= Pine Island Conservation Area =

Protected area in Florida, United States

Pine Island Conservation Area is a nature preserve in Merritt Island, Florida.

The St. Johns Water Management District owns the Pine Island Conservation Area and Brevard County manages the land as part of its Environmentally Endangered Lands program.

==Sams House==
Sams House at Pine Island Conservation Area is a historic home at 6195 North Tropical Trail, Merritt Island, built in 1888 by John Hanahan Sams and his wife Sarah. Adjacent to the Sams House is the Sams Cabin, which is considered the oldest structure in Brevard County. The Sams Cabin was built in 1875 in nearby Eau Gallie, Florida, when the family moved there from South Carolina. The family moved to Courtenay on Merritt Island in 1879 and transported the cabin by water to its new location.

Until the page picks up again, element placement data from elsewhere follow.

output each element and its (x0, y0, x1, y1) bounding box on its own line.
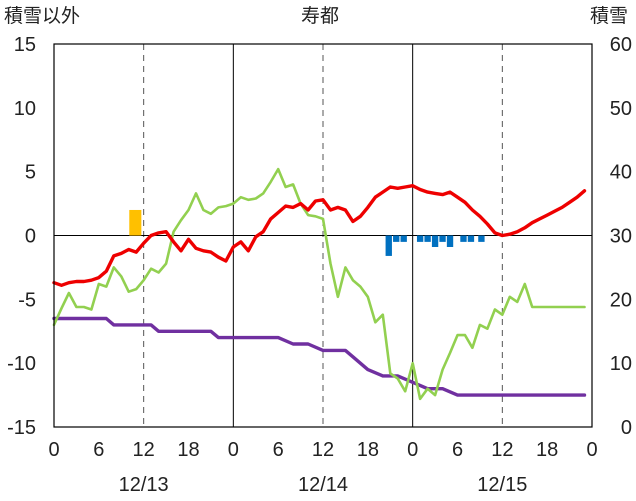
chart-title: 寿都 (301, 5, 339, 27)
x-tick-label: 0 (586, 439, 597, 461)
x-tick-label: 6 (273, 439, 284, 461)
x-tick-label: 18 (177, 439, 199, 461)
left-tick-label: 15 (14, 34, 36, 56)
right-tick-label: 0 (621, 417, 632, 439)
right-tick-label: 10 (610, 353, 632, 375)
x-tick-label: 0 (48, 439, 59, 461)
bar-negative (446, 235, 454, 247)
x-tick-label: 0 (407, 439, 418, 461)
right-tick-label: 60 (610, 34, 632, 56)
x-tick-label: 12 (312, 439, 334, 461)
x-tick-label: 18 (357, 439, 379, 461)
bar-positive (129, 209, 142, 236)
x-tick-label: 6 (93, 439, 104, 461)
series-line-temperature (52, 183, 587, 287)
bar-negative (467, 235, 475, 242)
date-label: 12/14 (298, 474, 348, 496)
date-label: 12/13 (119, 474, 169, 496)
left-tick-label: 0 (25, 226, 36, 248)
series-lines (52, 167, 587, 401)
left-tick-label: 5 (25, 162, 36, 184)
series-line-snow-depth (52, 316, 587, 397)
bar-negative (478, 235, 485, 242)
x-tick-label: 18 (536, 439, 558, 461)
bars (129, 209, 485, 256)
right-tick-label: 40 (610, 162, 632, 184)
bar-negative (393, 235, 400, 242)
x-tick-label: 12 (133, 439, 155, 461)
bar-negative (416, 235, 424, 242)
bar-negative (400, 235, 407, 242)
bar-negative (460, 235, 467, 242)
right-axis-title: 積雪 (590, 5, 628, 27)
x-tick-label: 12 (491, 439, 513, 461)
right-tick-label: 50 (610, 98, 632, 120)
left-tick-label: 10 (14, 98, 36, 120)
left-tick-label: -5 (18, 289, 36, 311)
plot-area-border (53, 43, 593, 428)
right-tick-label: 30 (610, 226, 632, 248)
series-line-green-series (52, 167, 586, 401)
x-tick-label: 6 (452, 439, 463, 461)
date-label: 12/15 (477, 474, 527, 496)
right-tick-label: 20 (610, 289, 632, 311)
left-tick-label: -15 (7, 417, 36, 439)
bar-negative (385, 235, 392, 256)
left-axis-title: 積雪以外 (4, 5, 80, 27)
x-tick-label: 0 (228, 439, 239, 461)
bar-negative (431, 235, 439, 247)
bar-negative (439, 235, 446, 242)
bar-negative (424, 235, 431, 242)
left-tick-label: -10 (7, 353, 36, 375)
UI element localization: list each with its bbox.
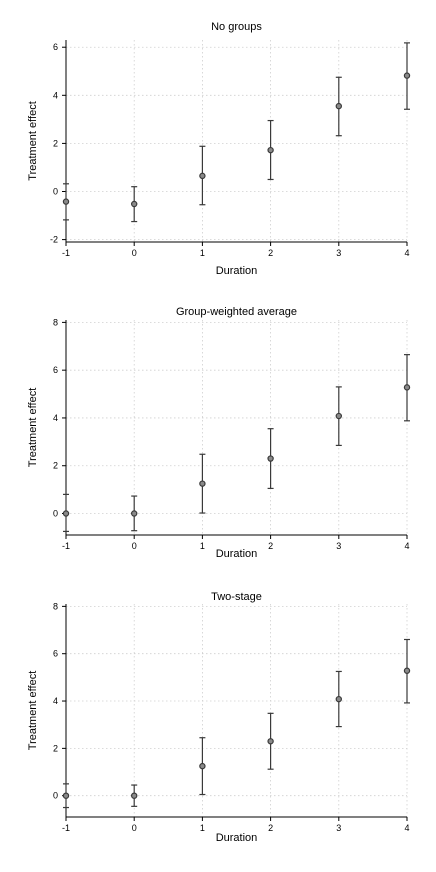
y-tick-label: 8 xyxy=(53,317,58,327)
y-tick-label: 0 xyxy=(53,791,58,801)
y-tick-label: 6 xyxy=(53,42,58,52)
y-tick-label: 6 xyxy=(53,649,58,659)
x-tick-label: 3 xyxy=(336,823,341,833)
x-tick-label: 1 xyxy=(200,823,205,833)
y-tick-label: 4 xyxy=(53,413,58,423)
x-tick-label: 3 xyxy=(336,248,341,258)
x-tick-label: 4 xyxy=(404,541,409,551)
y-tick-label: 6 xyxy=(53,365,58,375)
x-tick-label: -1 xyxy=(62,823,70,833)
y-tick-label: 2 xyxy=(53,461,58,471)
data-point xyxy=(62,198,70,205)
data-point xyxy=(199,480,206,487)
x-tick-label: 2 xyxy=(268,541,273,551)
x-axis-label: Duration xyxy=(216,832,258,844)
x-tick-label: 4 xyxy=(404,248,409,258)
y-tick-label: 8 xyxy=(53,601,58,611)
data-point xyxy=(130,510,138,517)
x-tick-label: -1 xyxy=(62,541,70,551)
y-axis-label: Treatment effect xyxy=(27,101,39,180)
x-tick-label: 2 xyxy=(268,248,273,258)
data-point xyxy=(199,172,206,180)
chart-title: Group-weighted average xyxy=(176,306,297,318)
x-tick-label: 1 xyxy=(200,541,205,551)
y-tick-label: 4 xyxy=(53,696,58,706)
y-tick-label: -2 xyxy=(50,235,58,245)
data-point xyxy=(335,412,342,420)
x-tick-label: 2 xyxy=(268,823,273,833)
x-tick-label: 1 xyxy=(200,248,205,258)
chart-title: No groups xyxy=(211,21,262,33)
chart-panel-3: 0 2 4 6 8 -1 0 1 2 3 4 Two-stage Duration Treatment e… xyxy=(27,591,411,844)
y-axis-label: Treatment effect xyxy=(27,388,39,467)
data-point xyxy=(335,695,342,703)
y-tick-label: 2 xyxy=(53,138,58,148)
x-tick-label: -1 xyxy=(62,248,70,258)
data-point xyxy=(130,792,138,799)
data-point xyxy=(62,792,70,799)
data-point xyxy=(403,667,411,674)
chart-panel-2: 0 2 4 6 8 -1 0 1 2 3 4 Group-weighted average Durati… xyxy=(27,306,411,560)
chart-title: Two-stage xyxy=(211,591,262,603)
y-tick-label: 2 xyxy=(53,743,58,753)
data-point xyxy=(62,510,70,517)
data-point xyxy=(130,200,138,208)
x-tick-label: 4 xyxy=(404,823,409,833)
x-axis-label: Duration xyxy=(216,548,258,560)
x-tick-label: 0 xyxy=(132,541,137,551)
data-point xyxy=(403,384,411,391)
y-tick-label: 0 xyxy=(53,187,58,197)
data-point xyxy=(267,738,274,745)
y-axis-label: Treatment effect xyxy=(27,671,39,750)
data-point xyxy=(267,455,274,462)
data-point xyxy=(335,102,342,110)
data-point xyxy=(267,146,274,154)
x-tick-label: 3 xyxy=(336,541,341,551)
x-tick-label: 0 xyxy=(132,248,137,258)
y-tick-label: 0 xyxy=(53,509,58,519)
x-tick-label: 0 xyxy=(132,823,137,833)
data-point xyxy=(403,72,411,79)
y-tick-label: 4 xyxy=(53,90,58,100)
x-axis-label: Duration xyxy=(216,265,258,277)
chart-panel-1: -2 0 2 4 6 -1 0 1 2 3 4 No groups Duration Treatment … xyxy=(27,21,411,277)
data-point xyxy=(199,762,206,770)
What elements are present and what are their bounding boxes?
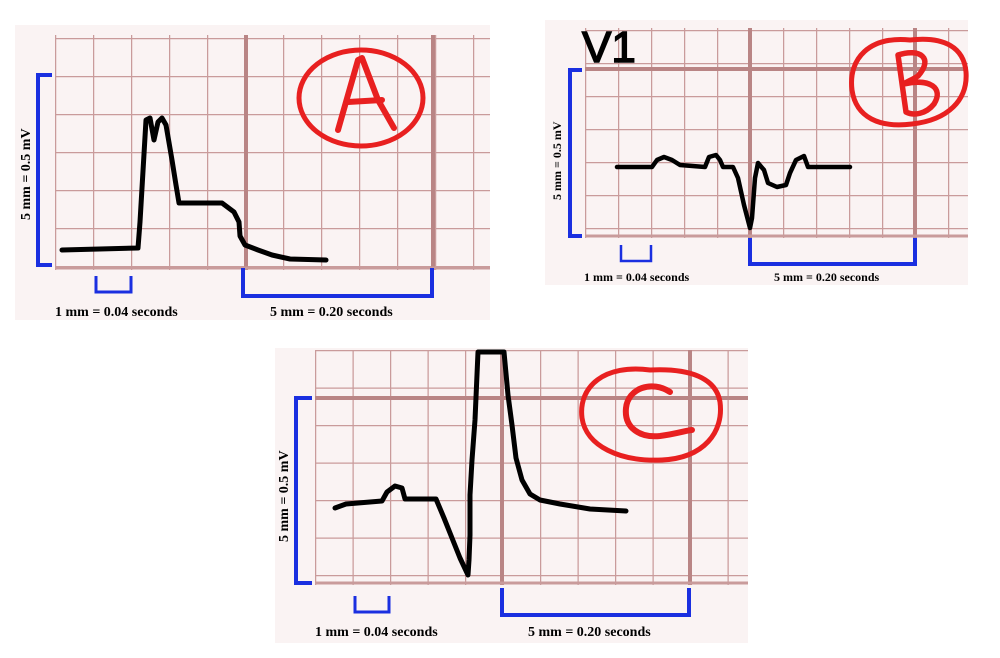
panel-c-annotation-circle — [579, 366, 723, 463]
panel-a-letter-a-shape — [335, 55, 397, 133]
panel-a-large-time-label: 5 mm = 0.20 seconds — [270, 305, 393, 320]
panel-b-voltage-bracket — [568, 68, 582, 238]
panel-b-grid — [585, 28, 968, 238]
panel-c-small-time-bracket — [353, 596, 391, 614]
panel-c-large-time-label: 5 mm = 0.20 seconds — [528, 625, 651, 640]
panel-b-large-time-bracket — [748, 238, 917, 266]
panel-c-voltage-label: 5 mm = 0.5 mV — [277, 450, 292, 542]
panel-a-small-time-label: 1 mm = 0.04 seconds — [55, 305, 178, 320]
panel-b-voltage-label: 5 mm = 0.5 mV — [550, 121, 564, 200]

John Sams was a successful farmer of citrus, sugar cane and pineapples. In 1880, he became the first Superintendent of Public Instruction in Brevard County, a position he held until 1900. He was born 11 February 1839 at Johns Island, South Carolina. He attended St. Timothy's Hall in Maryland. He served with the 3rd South Carolina Cavalry Regiment in the Confederate States Army for four years during the Civil War. He married Sarah Stanyarne Sams of Beaufort, North Carolina on 4 March 1865 near the end of the war. He died on 28 November 1924 (aged 85) at Courtenay, Brevard County, Florida and was buried at St. Luke's Episcopal Cemetery.